In really excellent original condition please see photos for confirmation.
Dimensions in cm:
Height 86 x Width 134 x Depth 61
Dimensions in inches:
Height 33.9 x Width 52.8 x Depth 24.0
Kingwood - has a defined grain with darker brown and black patterned outlines contrasting against a lighter background. A native wood of Brazil, Kingwood was a popular choice for late Georgian, William IV and early Victorian boxes, but seemed to lose favour from the late 1850′s onwards. It is very often confused with rosewood.
Ormolu (from French 'or moulu', signifying ground or pounded gold) is an 18th-century English term for applying finely ground, high-carat gold in a mercury amalgam to an object of bronze.The mercury is driven off in a kiln leaving behind a gold-coloured veneer known as 'gilt bronze'.
The manufacture of true ormolu employs a process known as mercury-gilding or fire-gilding, in which a solution of nitrate of mercury is applied to a piece of copper, brass, or bronze, followed by the application of an amalgam of gold and mercury. The item was then exposed to extreme heat until the mercury burned off and the gold remained, adhered to the metal object.

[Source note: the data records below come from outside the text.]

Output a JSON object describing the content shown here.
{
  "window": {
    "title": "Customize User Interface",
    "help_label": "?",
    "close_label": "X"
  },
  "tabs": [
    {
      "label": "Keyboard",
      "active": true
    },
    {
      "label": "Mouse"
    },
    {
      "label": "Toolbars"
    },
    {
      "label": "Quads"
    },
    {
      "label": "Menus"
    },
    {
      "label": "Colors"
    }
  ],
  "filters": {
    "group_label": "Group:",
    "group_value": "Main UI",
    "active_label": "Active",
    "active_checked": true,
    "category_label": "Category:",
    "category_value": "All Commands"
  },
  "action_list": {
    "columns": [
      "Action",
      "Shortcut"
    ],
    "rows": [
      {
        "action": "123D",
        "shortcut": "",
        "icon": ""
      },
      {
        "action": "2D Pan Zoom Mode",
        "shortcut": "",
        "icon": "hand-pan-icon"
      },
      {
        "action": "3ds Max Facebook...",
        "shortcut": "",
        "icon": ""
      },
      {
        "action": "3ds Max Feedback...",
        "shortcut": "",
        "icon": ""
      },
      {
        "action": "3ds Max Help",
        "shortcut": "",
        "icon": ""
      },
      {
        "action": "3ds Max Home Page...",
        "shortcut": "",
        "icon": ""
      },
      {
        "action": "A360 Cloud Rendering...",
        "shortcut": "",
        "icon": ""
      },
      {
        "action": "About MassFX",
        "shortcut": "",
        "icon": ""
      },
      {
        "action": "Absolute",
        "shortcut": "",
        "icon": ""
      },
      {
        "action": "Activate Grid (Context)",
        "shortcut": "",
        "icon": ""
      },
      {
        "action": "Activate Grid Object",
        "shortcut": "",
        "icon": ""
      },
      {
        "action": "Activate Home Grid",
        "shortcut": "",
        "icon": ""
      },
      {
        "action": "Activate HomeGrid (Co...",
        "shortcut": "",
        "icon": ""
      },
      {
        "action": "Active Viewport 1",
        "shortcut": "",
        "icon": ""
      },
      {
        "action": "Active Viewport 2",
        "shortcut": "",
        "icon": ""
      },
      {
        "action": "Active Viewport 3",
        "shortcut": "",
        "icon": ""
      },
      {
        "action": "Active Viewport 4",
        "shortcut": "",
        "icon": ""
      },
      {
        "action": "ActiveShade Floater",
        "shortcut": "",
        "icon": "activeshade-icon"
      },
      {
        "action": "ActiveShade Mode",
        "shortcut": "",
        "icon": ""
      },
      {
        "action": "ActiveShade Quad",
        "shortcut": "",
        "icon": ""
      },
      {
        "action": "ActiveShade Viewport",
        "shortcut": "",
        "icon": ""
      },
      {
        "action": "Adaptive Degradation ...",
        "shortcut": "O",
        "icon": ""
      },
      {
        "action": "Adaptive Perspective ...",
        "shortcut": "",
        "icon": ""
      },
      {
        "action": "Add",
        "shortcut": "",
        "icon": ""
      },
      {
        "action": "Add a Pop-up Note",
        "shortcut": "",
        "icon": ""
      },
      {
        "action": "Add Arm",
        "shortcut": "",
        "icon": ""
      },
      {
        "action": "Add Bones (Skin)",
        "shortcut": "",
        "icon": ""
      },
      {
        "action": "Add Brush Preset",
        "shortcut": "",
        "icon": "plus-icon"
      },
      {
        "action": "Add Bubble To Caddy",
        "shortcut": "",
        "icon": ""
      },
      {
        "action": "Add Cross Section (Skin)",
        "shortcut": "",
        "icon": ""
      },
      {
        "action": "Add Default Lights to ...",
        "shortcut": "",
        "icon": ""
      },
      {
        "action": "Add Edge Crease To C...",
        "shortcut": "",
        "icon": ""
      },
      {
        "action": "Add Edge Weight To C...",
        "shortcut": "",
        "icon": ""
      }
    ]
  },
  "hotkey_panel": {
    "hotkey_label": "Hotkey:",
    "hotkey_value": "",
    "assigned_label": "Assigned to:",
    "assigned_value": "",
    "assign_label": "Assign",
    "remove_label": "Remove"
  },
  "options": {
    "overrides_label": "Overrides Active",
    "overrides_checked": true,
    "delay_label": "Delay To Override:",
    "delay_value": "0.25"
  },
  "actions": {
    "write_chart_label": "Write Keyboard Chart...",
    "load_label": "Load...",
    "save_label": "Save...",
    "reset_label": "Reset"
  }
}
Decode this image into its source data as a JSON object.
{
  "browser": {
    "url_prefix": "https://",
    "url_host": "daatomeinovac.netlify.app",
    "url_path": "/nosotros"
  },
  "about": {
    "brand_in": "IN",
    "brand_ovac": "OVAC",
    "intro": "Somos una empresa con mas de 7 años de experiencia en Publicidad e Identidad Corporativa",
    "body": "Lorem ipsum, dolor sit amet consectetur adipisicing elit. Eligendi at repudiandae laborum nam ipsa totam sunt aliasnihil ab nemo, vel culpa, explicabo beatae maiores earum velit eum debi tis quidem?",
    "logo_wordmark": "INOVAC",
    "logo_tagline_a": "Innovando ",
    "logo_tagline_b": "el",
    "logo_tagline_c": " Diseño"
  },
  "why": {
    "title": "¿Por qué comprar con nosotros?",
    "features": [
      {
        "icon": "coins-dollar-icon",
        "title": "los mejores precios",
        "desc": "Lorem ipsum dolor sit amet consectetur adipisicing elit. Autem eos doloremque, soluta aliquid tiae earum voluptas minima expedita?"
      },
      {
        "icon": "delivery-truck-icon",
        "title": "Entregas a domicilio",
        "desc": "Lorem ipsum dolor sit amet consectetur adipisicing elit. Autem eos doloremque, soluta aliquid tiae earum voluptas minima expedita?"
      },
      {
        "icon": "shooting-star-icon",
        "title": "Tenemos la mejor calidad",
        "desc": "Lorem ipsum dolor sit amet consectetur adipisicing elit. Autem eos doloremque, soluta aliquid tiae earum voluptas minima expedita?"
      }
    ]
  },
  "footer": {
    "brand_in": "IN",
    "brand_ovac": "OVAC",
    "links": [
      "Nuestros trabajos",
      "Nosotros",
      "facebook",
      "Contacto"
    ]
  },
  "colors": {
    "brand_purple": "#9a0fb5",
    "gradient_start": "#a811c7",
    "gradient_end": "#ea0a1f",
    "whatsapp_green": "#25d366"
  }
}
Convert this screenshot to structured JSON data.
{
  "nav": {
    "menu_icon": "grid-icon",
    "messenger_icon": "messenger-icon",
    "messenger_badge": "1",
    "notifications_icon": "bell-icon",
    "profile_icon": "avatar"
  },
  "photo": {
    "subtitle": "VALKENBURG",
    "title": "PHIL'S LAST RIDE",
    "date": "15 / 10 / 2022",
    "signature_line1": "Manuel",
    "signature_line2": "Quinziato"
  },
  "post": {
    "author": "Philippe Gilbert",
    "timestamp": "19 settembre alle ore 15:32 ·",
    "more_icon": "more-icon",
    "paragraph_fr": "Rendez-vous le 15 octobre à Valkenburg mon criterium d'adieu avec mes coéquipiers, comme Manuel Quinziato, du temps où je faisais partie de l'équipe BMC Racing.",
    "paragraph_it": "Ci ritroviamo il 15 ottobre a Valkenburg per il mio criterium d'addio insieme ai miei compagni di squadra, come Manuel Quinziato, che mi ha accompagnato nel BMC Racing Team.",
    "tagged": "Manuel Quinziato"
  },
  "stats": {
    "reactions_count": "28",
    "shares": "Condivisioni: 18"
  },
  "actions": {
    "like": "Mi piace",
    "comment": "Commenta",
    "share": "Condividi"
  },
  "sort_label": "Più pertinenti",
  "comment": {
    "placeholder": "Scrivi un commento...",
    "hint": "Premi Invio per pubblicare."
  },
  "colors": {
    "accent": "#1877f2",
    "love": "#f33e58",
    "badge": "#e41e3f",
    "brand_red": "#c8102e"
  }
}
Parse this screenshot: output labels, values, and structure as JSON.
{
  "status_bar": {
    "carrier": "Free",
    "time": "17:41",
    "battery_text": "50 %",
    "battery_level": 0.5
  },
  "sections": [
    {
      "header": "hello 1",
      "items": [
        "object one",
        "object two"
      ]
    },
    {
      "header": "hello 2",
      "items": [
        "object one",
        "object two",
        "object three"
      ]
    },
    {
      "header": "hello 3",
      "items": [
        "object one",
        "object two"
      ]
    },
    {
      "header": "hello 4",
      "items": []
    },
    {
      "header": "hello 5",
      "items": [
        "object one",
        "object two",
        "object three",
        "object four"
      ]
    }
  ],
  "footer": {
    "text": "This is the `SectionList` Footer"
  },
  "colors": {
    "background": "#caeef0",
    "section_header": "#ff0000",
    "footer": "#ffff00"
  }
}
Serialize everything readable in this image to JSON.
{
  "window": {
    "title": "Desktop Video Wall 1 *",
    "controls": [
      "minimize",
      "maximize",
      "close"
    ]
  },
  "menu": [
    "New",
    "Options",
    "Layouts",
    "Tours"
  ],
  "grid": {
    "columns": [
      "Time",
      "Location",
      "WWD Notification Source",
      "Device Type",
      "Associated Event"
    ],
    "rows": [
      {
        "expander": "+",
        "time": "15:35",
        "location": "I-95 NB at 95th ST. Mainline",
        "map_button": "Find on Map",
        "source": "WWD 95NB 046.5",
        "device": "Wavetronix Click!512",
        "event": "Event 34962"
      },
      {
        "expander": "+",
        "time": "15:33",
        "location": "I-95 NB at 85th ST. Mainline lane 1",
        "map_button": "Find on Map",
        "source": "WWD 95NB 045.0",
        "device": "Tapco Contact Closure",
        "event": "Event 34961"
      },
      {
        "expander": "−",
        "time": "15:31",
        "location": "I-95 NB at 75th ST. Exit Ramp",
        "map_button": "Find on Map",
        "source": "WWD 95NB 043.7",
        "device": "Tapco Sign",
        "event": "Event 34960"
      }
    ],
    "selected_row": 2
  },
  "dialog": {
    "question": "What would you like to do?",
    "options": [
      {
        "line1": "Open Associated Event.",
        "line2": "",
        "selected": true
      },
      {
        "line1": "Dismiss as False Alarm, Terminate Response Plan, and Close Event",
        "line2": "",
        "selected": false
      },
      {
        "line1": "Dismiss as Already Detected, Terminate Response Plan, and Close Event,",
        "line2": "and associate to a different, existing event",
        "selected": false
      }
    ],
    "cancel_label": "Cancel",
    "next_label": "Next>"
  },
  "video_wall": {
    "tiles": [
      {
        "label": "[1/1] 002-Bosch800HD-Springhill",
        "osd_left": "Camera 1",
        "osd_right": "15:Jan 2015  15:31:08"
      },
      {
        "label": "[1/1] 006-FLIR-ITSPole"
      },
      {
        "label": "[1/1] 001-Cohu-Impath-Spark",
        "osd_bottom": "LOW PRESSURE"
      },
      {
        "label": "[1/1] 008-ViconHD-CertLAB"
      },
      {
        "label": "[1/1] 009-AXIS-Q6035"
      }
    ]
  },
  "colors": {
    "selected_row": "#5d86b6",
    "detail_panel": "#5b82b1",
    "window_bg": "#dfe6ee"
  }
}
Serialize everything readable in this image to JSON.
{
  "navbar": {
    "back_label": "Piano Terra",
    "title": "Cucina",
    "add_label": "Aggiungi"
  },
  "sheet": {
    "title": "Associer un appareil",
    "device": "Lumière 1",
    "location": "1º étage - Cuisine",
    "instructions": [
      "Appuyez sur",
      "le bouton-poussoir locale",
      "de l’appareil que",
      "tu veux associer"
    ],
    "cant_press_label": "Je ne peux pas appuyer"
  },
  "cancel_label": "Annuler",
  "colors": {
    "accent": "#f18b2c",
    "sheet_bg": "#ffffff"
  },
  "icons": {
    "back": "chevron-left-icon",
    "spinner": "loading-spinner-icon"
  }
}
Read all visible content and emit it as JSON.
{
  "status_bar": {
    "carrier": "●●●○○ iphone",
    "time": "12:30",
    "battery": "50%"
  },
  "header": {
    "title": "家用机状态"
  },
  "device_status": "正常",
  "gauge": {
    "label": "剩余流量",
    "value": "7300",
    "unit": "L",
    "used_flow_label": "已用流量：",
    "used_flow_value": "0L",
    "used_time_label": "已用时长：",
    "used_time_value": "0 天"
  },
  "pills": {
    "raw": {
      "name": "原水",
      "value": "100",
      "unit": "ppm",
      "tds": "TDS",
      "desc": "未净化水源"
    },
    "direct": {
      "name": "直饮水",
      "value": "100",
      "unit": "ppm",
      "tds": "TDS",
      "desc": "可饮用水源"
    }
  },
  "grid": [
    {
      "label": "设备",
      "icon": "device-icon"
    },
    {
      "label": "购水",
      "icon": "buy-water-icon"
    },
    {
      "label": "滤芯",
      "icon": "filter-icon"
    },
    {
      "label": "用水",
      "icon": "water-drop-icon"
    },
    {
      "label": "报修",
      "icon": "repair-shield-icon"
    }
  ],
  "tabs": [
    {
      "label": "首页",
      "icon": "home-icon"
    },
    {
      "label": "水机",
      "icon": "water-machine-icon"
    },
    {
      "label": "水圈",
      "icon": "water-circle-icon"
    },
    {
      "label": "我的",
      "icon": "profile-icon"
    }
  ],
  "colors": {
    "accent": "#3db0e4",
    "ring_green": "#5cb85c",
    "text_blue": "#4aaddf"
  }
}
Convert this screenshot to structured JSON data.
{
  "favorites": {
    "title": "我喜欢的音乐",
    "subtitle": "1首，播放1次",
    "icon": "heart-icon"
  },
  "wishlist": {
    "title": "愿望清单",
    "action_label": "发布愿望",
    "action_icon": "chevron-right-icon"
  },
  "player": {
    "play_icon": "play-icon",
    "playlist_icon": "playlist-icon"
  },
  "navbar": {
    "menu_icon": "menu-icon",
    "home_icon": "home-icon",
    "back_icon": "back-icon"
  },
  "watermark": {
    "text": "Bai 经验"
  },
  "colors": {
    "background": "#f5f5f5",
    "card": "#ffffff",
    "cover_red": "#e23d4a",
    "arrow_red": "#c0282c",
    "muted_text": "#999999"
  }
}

No true ormolu was produced in France after around 1830 because legislation had outlawed the use of mercury. Therefore, other techniques were used instead but nothing surpasses the original mercury-firing ormolu method for sheer beauty and richness of colour. Electroplating is the most common modern technique. Ormolu techniques are essentially the same as those used on silver, to produce silver-gilt (also known as vermeil).